HIGHLAND Council Pension Fund is being urged to adopt a charter for responsible investment after a report claiming to have identified that it held at least £140 million of “ethically questionable” shares.

The study from the Highland-Palestine group said the fund’s claims that environment, social and governance issues did not stand up to scrutiny and its approach to investment management was deficient and ineffective.

It said the HCPF has invested millions of pounds in harmful industries, such as fossil fuel extraction, armaments, nuclear, mining, gambling and alcohol – and called for the change when the fund meets in March.

The report details £72m shareholdings in Sands China, the biggest developer, owner and operator of resorts and casinos in Macao, the largest gambling market in the world and the only location in China offering legal casino gaming.

“Our research shows that their policies and procedures are lagging well behind current models of good practice in financial management,” said the group.

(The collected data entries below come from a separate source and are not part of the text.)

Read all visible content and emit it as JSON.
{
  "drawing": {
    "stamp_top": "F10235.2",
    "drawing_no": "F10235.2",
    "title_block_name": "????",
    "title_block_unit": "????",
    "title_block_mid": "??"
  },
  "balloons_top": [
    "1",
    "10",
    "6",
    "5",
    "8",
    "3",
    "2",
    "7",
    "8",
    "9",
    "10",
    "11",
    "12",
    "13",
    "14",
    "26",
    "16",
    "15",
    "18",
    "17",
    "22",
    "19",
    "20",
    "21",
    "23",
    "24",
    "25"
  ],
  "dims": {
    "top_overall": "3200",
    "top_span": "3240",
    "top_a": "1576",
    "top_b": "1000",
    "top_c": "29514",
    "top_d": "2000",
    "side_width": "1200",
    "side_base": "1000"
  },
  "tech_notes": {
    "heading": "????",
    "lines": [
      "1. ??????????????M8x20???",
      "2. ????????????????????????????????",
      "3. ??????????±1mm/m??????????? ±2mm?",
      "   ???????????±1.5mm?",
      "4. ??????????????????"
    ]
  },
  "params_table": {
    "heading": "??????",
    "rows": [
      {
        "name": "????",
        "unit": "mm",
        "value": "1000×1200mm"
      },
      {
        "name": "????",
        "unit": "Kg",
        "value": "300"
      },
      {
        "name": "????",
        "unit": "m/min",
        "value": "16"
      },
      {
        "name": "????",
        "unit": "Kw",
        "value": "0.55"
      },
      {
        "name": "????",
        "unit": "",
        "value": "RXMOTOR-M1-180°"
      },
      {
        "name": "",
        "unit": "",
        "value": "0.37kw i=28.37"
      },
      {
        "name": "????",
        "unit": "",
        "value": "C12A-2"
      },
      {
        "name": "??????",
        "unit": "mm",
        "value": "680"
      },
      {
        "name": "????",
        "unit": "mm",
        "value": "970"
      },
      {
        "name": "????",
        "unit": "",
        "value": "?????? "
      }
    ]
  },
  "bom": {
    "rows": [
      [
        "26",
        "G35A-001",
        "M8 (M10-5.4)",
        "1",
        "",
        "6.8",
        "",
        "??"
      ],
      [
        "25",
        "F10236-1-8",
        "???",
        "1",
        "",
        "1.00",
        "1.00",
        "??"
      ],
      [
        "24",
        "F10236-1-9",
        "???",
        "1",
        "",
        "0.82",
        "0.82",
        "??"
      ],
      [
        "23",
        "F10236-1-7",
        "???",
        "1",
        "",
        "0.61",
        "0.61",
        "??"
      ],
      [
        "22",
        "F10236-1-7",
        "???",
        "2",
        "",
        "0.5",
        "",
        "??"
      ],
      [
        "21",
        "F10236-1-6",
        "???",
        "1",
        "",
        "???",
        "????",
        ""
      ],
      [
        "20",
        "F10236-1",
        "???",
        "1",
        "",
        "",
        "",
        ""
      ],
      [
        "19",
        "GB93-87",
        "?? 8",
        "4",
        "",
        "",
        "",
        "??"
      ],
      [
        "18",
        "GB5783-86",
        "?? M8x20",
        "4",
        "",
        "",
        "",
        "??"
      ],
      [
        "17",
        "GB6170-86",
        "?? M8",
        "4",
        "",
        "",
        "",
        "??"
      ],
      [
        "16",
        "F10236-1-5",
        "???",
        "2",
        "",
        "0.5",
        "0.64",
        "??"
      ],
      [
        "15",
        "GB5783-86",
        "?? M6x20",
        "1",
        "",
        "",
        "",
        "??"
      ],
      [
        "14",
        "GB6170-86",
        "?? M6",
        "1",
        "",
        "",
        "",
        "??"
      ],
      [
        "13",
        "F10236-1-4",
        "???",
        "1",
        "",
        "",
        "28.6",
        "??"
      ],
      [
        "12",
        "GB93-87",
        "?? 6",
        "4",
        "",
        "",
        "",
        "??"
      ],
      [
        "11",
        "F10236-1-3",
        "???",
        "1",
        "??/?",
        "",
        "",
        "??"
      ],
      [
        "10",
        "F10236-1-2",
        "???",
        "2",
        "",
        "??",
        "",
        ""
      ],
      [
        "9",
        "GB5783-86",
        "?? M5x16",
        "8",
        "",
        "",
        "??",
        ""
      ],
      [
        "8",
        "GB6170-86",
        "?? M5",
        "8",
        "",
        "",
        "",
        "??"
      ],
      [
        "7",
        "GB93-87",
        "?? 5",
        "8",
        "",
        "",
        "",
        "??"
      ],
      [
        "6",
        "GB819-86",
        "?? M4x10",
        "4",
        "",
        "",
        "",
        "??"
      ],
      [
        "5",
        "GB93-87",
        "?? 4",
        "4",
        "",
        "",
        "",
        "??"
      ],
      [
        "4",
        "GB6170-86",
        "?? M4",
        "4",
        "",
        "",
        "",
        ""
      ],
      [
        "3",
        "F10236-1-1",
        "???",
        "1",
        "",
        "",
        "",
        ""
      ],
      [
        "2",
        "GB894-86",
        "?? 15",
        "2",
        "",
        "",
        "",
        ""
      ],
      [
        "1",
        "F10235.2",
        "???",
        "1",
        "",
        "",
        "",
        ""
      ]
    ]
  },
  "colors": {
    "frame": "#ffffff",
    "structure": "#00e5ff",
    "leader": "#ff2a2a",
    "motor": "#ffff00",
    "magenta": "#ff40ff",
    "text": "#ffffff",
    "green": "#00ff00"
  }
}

“Scotland is emerging as a centre of ethical finance. Why is Highland Council dragging its feet over this?”

It added: “To our knowledge, a number of different local organisations, including ourselves, have raised concerns with the pension fund over its investments only for these approaches to be rebuffed. This is unacceptable.”

A Highland Council spokesperson said: “The Highland Council Pension Fund is independent from Highland Council and decisions regarding investment principles are made by the Pensions Committee (membership of which includes but is not exclusive to Highland Council councillors).

“The decision making process for the Pensions Committee is scrutinised by the Pensions Board whose membership includes employer organisation and member representatives.”

There was also regular scrutiny by an investment sub-committee.